Paying the Dane-geld

Paying the Dane-geld

This week’s choice is “Dane-geld” by Rudyard Kipling: a warning against submitting to the demands of villainous blackmailers.

And that is called paying the Dane-geld;
   But we’ve proved it again and again,
That if once you have paid him the Dane-geld
   You never get rid of the Dane.

Rudyard Kipling (1865—1936)

Poem 217. Dane-geld (A.D. 981—1016)

IT IS always a temptation to an armed and agile nation
   To call upon a neighbour and to say:—
“We invaded you last night – we are quite prepared to fight,
   Unless you pay us cash to go away.”

And that is called asking for Dane-geld,
   And the people who ask it explain
That you’ve only to pay ’em the Dane-geld
   And then you’ll get rid of the Dane!

It is always a temptation for a rich and lazy nation,
   To puff and look important and to say:—
“Though we know we should defeat you, we have not the time to meet you.
   We will therefore pay you cash to go away.”

And that is called paying the Dane-geld;
   But we’ve proved it again and again,
That if once you have paid him the Dane-geld
   You never get rid of the Dane.

It is wrong to put temptation in the path of any nation,
   For fear they should succumb and go astray;
So when you are requested to pay up or be molested,
   You will find it better policy to say:—

“We never pay any-one Dane-geld,
   No matter how trifling the cost;
For the end of that game is oppression and shame,
   And the nation that plays it is lost!”

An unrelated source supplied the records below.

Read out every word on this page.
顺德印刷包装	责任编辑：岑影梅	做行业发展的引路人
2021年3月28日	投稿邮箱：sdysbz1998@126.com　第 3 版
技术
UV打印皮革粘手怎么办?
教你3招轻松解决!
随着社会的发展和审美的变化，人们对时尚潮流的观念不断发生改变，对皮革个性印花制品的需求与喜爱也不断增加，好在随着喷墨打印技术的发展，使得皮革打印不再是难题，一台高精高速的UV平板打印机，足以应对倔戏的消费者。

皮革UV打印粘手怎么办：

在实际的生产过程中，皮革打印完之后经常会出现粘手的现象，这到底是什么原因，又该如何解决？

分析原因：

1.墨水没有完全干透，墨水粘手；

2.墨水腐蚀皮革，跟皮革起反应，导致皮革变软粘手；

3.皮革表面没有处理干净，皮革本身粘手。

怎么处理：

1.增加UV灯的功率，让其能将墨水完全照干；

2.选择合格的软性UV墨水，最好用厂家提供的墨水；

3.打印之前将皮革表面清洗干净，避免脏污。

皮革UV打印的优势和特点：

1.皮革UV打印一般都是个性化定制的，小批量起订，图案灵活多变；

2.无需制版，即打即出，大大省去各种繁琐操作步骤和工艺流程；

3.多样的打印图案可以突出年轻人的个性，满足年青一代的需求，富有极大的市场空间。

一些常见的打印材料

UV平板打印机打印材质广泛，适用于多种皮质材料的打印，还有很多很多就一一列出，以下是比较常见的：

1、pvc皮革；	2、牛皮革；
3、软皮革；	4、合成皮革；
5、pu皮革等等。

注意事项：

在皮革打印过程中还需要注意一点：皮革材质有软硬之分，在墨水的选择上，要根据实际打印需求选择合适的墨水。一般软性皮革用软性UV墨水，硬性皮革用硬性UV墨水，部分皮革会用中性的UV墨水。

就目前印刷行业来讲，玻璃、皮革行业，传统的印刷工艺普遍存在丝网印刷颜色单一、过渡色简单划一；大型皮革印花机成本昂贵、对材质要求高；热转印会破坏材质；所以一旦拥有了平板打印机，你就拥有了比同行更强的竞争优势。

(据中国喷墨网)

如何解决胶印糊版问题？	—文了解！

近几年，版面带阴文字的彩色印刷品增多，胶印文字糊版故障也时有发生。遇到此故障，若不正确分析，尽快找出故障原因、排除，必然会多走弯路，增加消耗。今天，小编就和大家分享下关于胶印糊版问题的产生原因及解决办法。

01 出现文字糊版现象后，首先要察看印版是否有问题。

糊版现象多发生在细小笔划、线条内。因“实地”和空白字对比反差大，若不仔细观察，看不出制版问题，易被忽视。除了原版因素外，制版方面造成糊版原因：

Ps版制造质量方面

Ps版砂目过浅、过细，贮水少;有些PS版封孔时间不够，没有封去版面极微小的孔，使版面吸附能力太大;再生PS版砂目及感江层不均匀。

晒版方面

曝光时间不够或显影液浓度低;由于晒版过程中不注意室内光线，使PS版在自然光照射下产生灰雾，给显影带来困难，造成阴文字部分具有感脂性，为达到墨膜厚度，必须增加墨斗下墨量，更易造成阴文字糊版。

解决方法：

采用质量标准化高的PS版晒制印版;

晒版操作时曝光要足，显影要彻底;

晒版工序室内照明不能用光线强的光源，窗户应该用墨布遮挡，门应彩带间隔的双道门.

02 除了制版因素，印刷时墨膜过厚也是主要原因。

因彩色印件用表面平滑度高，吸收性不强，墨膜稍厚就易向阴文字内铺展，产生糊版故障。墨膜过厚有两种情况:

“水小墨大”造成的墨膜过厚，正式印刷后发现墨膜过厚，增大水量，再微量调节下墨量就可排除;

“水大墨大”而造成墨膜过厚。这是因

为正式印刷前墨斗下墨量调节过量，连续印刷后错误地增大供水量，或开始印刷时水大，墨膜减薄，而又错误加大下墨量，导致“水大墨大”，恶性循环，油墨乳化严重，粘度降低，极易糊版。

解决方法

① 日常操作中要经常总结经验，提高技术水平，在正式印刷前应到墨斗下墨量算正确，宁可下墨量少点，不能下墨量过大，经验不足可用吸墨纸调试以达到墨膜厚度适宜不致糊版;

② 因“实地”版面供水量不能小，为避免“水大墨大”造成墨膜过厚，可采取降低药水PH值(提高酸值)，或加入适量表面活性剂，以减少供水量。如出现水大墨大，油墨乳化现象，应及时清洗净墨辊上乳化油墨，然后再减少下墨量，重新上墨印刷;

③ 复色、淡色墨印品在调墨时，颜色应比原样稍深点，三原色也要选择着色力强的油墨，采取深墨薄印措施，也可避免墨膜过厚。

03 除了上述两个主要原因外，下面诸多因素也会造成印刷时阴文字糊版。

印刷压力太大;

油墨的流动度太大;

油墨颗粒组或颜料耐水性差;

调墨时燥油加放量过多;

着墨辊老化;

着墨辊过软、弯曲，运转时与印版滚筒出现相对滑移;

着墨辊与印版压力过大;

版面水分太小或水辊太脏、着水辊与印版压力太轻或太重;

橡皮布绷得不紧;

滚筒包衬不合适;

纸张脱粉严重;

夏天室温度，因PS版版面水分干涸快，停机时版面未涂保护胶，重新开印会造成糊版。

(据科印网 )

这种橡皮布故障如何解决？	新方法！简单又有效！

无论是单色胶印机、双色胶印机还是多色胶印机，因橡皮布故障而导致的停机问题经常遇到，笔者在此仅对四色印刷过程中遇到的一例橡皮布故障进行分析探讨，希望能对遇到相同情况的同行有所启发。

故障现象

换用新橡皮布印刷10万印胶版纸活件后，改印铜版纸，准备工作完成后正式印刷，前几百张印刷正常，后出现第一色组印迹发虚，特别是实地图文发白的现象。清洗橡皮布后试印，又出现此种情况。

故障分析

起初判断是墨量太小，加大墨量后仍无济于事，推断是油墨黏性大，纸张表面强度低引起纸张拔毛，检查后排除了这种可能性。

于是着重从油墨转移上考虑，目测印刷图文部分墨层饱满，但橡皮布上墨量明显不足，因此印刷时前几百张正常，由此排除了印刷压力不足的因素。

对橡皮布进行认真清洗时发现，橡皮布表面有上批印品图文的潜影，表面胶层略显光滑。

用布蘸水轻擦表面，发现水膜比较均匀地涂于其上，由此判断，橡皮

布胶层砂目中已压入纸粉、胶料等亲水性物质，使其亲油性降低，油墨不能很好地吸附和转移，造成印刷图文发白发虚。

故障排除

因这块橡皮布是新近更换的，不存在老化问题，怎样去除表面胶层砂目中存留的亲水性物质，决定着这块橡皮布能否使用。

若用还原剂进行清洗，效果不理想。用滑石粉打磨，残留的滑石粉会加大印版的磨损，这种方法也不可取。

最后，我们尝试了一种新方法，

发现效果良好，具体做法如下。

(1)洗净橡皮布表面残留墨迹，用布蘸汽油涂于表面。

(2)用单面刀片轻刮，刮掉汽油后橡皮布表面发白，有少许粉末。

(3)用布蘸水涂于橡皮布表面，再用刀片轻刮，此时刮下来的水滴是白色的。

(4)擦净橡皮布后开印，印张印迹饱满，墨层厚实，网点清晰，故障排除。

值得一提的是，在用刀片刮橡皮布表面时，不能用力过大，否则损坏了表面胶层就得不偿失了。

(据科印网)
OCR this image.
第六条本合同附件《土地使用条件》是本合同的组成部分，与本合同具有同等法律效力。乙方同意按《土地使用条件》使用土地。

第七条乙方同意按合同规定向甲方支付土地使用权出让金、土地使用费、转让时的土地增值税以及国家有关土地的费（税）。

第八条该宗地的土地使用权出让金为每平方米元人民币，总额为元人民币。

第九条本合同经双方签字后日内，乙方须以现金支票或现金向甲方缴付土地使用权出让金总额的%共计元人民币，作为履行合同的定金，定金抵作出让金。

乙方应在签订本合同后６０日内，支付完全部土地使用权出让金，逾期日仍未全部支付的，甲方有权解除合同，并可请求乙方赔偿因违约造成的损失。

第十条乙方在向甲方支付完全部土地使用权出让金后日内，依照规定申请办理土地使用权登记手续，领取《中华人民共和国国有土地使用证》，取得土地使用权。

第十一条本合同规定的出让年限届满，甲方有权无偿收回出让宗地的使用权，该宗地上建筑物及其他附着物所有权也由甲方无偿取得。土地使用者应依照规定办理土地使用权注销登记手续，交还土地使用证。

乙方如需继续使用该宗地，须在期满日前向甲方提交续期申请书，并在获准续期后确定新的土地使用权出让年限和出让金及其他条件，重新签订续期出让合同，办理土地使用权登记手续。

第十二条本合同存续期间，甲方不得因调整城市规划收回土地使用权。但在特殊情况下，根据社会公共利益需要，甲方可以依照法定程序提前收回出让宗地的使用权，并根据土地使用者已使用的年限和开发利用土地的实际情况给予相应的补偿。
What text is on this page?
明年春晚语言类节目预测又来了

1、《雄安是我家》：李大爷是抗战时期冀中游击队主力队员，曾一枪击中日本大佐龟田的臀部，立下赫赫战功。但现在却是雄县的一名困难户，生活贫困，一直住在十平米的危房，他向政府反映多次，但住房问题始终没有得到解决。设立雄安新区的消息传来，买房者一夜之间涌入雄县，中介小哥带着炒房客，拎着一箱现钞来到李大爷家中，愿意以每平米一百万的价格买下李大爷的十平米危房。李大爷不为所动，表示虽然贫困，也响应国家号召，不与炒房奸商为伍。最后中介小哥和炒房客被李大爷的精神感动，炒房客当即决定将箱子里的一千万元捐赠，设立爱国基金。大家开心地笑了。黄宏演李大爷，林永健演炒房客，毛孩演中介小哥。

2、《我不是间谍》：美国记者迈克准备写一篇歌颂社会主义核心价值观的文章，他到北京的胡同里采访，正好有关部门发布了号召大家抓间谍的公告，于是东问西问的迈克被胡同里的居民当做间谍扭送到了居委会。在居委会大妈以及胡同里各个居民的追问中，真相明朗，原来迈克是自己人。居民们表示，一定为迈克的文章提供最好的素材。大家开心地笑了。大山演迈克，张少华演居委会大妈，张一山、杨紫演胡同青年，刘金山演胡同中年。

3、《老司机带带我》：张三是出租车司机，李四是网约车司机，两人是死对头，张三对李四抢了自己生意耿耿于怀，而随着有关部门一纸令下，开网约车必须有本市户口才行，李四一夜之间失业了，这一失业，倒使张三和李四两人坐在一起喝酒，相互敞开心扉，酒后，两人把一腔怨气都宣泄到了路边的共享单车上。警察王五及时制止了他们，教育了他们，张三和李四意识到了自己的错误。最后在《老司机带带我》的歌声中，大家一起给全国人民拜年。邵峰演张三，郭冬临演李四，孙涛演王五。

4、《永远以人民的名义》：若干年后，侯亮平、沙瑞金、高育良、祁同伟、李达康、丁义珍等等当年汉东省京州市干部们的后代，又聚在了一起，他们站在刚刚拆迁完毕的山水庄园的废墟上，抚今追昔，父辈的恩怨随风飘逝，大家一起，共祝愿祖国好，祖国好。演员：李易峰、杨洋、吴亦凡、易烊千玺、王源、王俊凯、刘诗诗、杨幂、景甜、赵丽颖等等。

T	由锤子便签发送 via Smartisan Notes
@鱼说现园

This poem warns of the danger that if one appeases bullies, they just return to extract more. Kipling takes his theme from the rapacious nature of the Danish Vikings in the 10th—11th Centuries, but the theme was applicable in 1911 when Kipling wrote the poem; in the 1930s when the phrase ‘paying Dane-geld’ frequently referred to the policy of appeasement, and now as another despotic ruler issues blackmailing threats of using his nuclear weapons and withholding grain shipments from the target of his avaricious ambitions until the rest of the world satisfies his twisted desires.

I like this poem because it explains the dangers of paying off blackmailers and bullies and shows us that people like Putin must be resisted and defied at all costs. The dates given in the title are those generally accepted in Kipling’s day for the reign of Ethelred the Unready, the English king associated with paying the Dane-geld.